Book Review: Campusland

If Tom Wolfe were alive to mock the current climate on college campuses, he would have written Campusland, Scott Johnston’s hilarious satire about an elite Northeastern university roiled by progressive ferment. At Devon University, which Johnston modeled on Yale, an English professor struggling to win tenure is first charged with racism for teaching the politically incorrect works of Mark Twain and then falsely accused of sexual harassment by a spoiled co-ed desperately seeking attention. The professor, a progressive from Alabama doing his level best to conform to Devon’s radical culture, soon learns the extent to which the lunatics have taken over the asylum. The university administration, led by a spineless president who lives as much in fear of student activists as he does the tyrannical Dean of Diversity, comes down hard on the poor professor, who discovers he has no legal rights whatsoever. Getting tenure becomes the least of his problems. He will be lucky to keep his job.

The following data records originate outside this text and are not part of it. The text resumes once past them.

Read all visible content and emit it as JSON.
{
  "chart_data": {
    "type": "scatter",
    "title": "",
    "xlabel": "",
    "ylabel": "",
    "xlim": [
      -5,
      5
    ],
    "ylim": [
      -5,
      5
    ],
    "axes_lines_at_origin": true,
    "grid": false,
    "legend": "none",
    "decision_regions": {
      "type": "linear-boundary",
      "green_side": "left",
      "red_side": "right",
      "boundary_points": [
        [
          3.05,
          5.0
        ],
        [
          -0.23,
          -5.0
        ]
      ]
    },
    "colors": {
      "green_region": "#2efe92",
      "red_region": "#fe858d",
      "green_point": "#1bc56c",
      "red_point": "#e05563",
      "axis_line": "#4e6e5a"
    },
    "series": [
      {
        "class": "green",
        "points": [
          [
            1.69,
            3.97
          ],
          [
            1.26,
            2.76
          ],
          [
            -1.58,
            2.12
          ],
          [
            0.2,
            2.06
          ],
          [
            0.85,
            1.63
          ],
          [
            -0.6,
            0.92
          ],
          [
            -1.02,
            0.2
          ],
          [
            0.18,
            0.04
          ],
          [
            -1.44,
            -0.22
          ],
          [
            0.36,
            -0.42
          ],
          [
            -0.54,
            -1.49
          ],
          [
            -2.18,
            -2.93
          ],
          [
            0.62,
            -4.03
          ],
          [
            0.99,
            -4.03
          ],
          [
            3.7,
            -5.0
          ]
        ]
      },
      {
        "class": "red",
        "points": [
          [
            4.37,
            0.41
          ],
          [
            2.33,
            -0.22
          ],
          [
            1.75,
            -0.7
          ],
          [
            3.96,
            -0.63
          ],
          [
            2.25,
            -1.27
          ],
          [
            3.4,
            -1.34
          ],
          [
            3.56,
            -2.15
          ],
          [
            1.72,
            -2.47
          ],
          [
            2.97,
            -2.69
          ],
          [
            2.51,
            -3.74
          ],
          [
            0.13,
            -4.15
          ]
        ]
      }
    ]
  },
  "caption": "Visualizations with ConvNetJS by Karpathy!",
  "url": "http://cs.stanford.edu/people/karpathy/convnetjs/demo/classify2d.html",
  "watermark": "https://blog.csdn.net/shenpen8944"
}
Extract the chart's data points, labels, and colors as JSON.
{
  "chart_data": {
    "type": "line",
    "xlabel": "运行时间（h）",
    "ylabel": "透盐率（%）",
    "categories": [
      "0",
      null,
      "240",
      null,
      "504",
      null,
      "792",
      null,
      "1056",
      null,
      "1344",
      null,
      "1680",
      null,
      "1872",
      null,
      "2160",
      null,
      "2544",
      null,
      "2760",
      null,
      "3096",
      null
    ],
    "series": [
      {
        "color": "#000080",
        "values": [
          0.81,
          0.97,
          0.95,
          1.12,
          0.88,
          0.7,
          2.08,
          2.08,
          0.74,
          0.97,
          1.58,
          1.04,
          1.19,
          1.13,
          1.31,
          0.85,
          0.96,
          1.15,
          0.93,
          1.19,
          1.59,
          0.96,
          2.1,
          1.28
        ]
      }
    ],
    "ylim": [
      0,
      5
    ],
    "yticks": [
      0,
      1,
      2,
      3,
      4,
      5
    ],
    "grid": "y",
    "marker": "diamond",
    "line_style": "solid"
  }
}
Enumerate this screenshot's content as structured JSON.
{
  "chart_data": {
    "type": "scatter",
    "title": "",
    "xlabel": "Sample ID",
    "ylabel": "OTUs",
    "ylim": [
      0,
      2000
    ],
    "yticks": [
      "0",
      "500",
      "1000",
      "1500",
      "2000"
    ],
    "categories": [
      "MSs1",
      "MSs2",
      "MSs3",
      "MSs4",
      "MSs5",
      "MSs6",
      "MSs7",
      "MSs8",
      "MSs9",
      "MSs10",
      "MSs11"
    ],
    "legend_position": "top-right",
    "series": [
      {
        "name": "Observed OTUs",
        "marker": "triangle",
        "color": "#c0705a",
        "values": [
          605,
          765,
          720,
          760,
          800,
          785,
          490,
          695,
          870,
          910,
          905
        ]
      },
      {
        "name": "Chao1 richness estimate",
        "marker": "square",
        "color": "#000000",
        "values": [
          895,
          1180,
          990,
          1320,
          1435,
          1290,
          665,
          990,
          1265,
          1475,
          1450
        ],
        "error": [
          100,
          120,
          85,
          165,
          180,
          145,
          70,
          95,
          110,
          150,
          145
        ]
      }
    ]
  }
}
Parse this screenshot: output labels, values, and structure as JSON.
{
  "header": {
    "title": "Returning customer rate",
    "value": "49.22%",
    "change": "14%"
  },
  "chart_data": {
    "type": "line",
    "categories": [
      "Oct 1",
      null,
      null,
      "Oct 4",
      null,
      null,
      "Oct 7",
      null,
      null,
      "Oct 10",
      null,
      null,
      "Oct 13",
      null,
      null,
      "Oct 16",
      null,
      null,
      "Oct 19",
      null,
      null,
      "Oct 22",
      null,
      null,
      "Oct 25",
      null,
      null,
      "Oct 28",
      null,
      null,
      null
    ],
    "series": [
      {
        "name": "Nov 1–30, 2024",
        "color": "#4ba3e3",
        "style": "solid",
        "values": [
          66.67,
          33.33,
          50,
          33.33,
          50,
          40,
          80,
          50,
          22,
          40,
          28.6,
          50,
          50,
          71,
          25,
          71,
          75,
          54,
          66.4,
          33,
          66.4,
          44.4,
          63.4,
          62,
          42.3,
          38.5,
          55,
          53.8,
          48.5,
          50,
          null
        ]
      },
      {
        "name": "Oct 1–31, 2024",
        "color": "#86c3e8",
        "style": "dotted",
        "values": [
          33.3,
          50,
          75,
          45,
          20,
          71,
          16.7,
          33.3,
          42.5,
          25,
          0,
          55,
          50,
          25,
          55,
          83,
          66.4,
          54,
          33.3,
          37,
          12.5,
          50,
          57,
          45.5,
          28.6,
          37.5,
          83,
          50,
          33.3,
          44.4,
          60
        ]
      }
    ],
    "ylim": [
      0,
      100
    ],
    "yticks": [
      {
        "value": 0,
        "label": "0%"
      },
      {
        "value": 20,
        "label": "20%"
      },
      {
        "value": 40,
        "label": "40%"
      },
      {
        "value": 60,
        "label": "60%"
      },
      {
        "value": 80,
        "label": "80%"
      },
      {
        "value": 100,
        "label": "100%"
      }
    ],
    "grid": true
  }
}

Scott Johnston, a Yale alumnus, does a brilliant job of describing in Wolfian style the oppressive reality of today’s university, where any deviation from progressive orthodoxy is met with threats to one’s teaching career. It’s all done with tongue in cheek, as Johnston follows members of Devon’s various factions—from the Marxists to the frat boys—as they struggle for power in what used to be a place devoted to higher learning.

If you’ve been wondering what the heck has happened to your beloved alma mater over the last few years, Campusland is highly recommended. Tom Wolfe would be proud.